Best discovery: a short alley hidden down Kekaulike past the fish stalls of Oahu Market, across the street from the Sea Us for Seafood sign. Here's My Truc Café, a literal hole in the wall. (On Saturdays, a table across the window-sized hole sells vast quantities of fried pork rinds and crunchy pig's ears.) Why My Truc? No. 1, you can get fresh, icy, blended Vietnamese fruit smoothies like soursop, which you're going to need about this point.
Also, My Truc sells street food. If you love lup cheong but have guilt pangs, try the bo bia, soft rice wraps stuffed with fresh lettuce, scrambled egg and sliced lup cheong, two big ones for $3.50. So fine with cold beer. And the curry ($6.50) is pure Vietnamese: sweet, thin, coconutty and gingery, with chunks of sweet potato and chicken, best eaten with My Truc's baguettes.
Now cross the street into King Market, on the diamondhead-makai corner of Kekaulike and King. At the back toward Waikiki is Hometown Noodle Factory, which sells fresh tofu and soy milk. Don't ask what day the tofu was made, ask what time. It's always still warm. Try the tofu pudding with sweet ginger syrup ($1.75).
Continue down King and turn up Maunakea Street.
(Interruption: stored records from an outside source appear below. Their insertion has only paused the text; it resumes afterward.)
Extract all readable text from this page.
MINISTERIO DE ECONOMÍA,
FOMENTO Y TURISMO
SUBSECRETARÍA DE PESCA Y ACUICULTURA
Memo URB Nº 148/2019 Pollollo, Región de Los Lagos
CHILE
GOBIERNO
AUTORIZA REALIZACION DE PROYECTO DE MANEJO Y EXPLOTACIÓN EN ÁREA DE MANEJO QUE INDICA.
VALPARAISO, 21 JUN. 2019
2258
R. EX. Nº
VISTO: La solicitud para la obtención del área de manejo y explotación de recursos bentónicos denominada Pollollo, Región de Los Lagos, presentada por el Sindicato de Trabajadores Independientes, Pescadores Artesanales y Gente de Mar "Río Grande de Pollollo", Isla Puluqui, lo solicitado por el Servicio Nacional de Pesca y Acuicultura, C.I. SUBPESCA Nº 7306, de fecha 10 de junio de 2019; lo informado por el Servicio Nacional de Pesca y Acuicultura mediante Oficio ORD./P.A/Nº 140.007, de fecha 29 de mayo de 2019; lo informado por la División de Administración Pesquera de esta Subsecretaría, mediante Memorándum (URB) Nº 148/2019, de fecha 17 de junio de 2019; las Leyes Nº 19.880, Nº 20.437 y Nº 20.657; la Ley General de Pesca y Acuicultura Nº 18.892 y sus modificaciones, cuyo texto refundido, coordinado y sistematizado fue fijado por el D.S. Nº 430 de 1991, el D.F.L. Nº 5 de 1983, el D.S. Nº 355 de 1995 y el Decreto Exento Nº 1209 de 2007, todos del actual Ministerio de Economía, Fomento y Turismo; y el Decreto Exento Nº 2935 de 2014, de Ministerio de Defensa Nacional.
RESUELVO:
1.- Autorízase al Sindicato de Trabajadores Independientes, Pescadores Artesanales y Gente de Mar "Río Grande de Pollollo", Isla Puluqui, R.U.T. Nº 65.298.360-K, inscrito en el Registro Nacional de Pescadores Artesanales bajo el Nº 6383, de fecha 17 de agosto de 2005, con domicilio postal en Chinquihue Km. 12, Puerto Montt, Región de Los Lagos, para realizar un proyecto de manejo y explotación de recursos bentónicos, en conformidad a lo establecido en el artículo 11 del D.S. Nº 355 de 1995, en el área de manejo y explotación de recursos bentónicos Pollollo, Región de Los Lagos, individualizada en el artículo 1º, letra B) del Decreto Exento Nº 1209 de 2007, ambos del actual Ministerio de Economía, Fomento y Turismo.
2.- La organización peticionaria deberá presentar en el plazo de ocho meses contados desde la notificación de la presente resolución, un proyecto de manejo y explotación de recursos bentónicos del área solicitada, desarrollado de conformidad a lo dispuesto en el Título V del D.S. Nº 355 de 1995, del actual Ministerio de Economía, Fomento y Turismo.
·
The one-block stretch to Hotel Street on the diamondhead side is a riot: wooden comb shop, herbal shop, Lin's Leis, Sing Cheong Yuan bakery with its amazing sesame macadamia nut and sesame walnut candies, Nam Fong roast meats, Bo Wah Trading Co. with its giant clay pots and spider strainers, and the unsigned Chinatown Express, which sells all kinds of sweet-flour baked goods like char siu manapua, chicken salad roll and a Spam musubi bun with nori on top: Take your pick.
We head down Hotel Street back toward 'Ewa, stopping at Ruby Bakery & Coffee Shop for the $1 Hong Kong buns, which we love for the coconut custard filling with a hint of salt, and her fresh joong ($4), mochi rice mixed with star anise-tinged meats and beans and steamed inside leaves.
Just past is Sun Chong Grocery, a gem of a Chinese crack seed and trinket shop. Tables overflowing with li hing this, sweet-sour that, plus crispy-salty garlic chips, dried fruit and the all-new li hing raspberry, all made by the owner's auntie on Maui.
We end our walkabout at Ying Leong Look Funn Factory on Kekaulike Mall. Where else can you buy a roll of fresh handmade look funn as long as your forearm, steamed with shrimp or char siu, for $1.10? So we add that to our bag along with the perky choi sum that always seems to be sold in a cardboard box at the corner, and the roast pork the intense man at Nam Fong hacked up for us.
It's our dinner. We trade tips on sauces with other people waiting for look funn. And then we head home. We need a nap.